Sunday, August 20, 2017

Winchester - Month One

                My first month in Winchester has officially come and gone, and WOW have I enjoyed my time.

               The first few days were so fun! So many new faces, yummy food, and so many laughs, but the following week was really hard. Two of my roommates were out of town, and the other one had to work a lot. I felt very lonely and missed home a lot – All of my people and all of my places. I cried quite a few times wondering if I had made the right decision in moving to Winchester. I talked to my counselor about it (shout out to Lisa, she’s literally the best) and she suggested trying to fill my time as much as I could. To go read somewhere, site see (I live in a historical district so that’s neat), meet more people and make plans with them.. So I did!

                I went to this cute ‘lil coffee shop called Hopscotch near my house. I read, wrote letters to some friends, had some quite time, and painted. I decided this would be my new spot – It reminds me of Scouts/Coffee Expressions from back home and I like that. I thought about all of the time I would be spending here and felt happy about it.
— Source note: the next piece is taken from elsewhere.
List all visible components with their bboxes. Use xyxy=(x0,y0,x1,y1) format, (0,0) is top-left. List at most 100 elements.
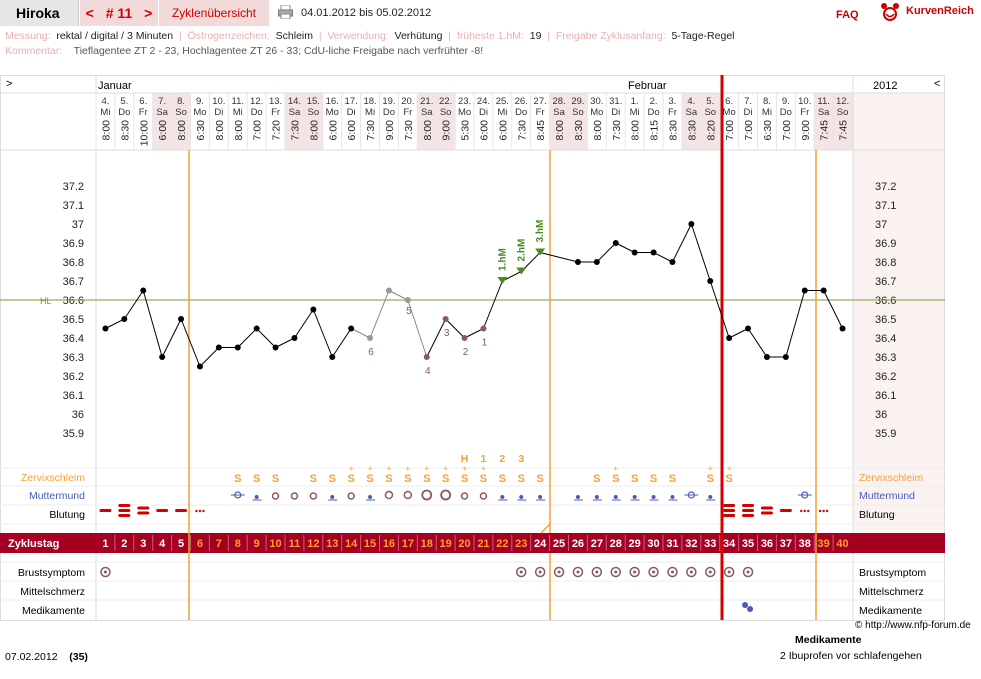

                A few days after that, I went to one of the local high schools named John Handley. They have this big hill behind the school, and if you walk to the top of it, you have the sweetest view of Winchester. I prayed for the kiddos there and for the future relationships that might develop through Young Life. I prayed that I wouldn’t compare my hometown to this new place, to not diminish it’s people and experiences, to not put it in a box. I prayed that I would have fresh eyes and a servant’s heart for these kids and this community.

                I got a job at Planet Fitness, and I’ve made some cool friends through that. All of the old people who work out there always seem to love the fact that I’m from Ohio ad laugh about how I say pop instead of soda.  Also, one asked me if my car was rusty and I told him I don’t think that’s a stereotype about people from Ohio? He laughed and walked away, and I am still confused.

                Besides missing my people back home, I’ve learned that moving away has proved not as scary as my anxiety tried to convince me it would be. Don’t get me wrong, some days are really hard and I struggle with being here and my heart aches. But I’ve realized I’m still doing a lot of the same things I did back home, here – Still eating lots of chicken, still being weird, and still crying at cute videos of weddings/soldiers coming home/home births. I’ve gained some new friends, new places to hang, and a new connection to Jesus I hadn’t yet experienced. He’s showing me what stepping out of the boat looks like – The risk in sinking, but the reward if I try to trust Him. But mostly that He’s here either way.


But that’s all for now! Just wanted to give a quick update on my life and to say hello. If any of you from Ohio are reading this, please give my mom a hug for me, thanks!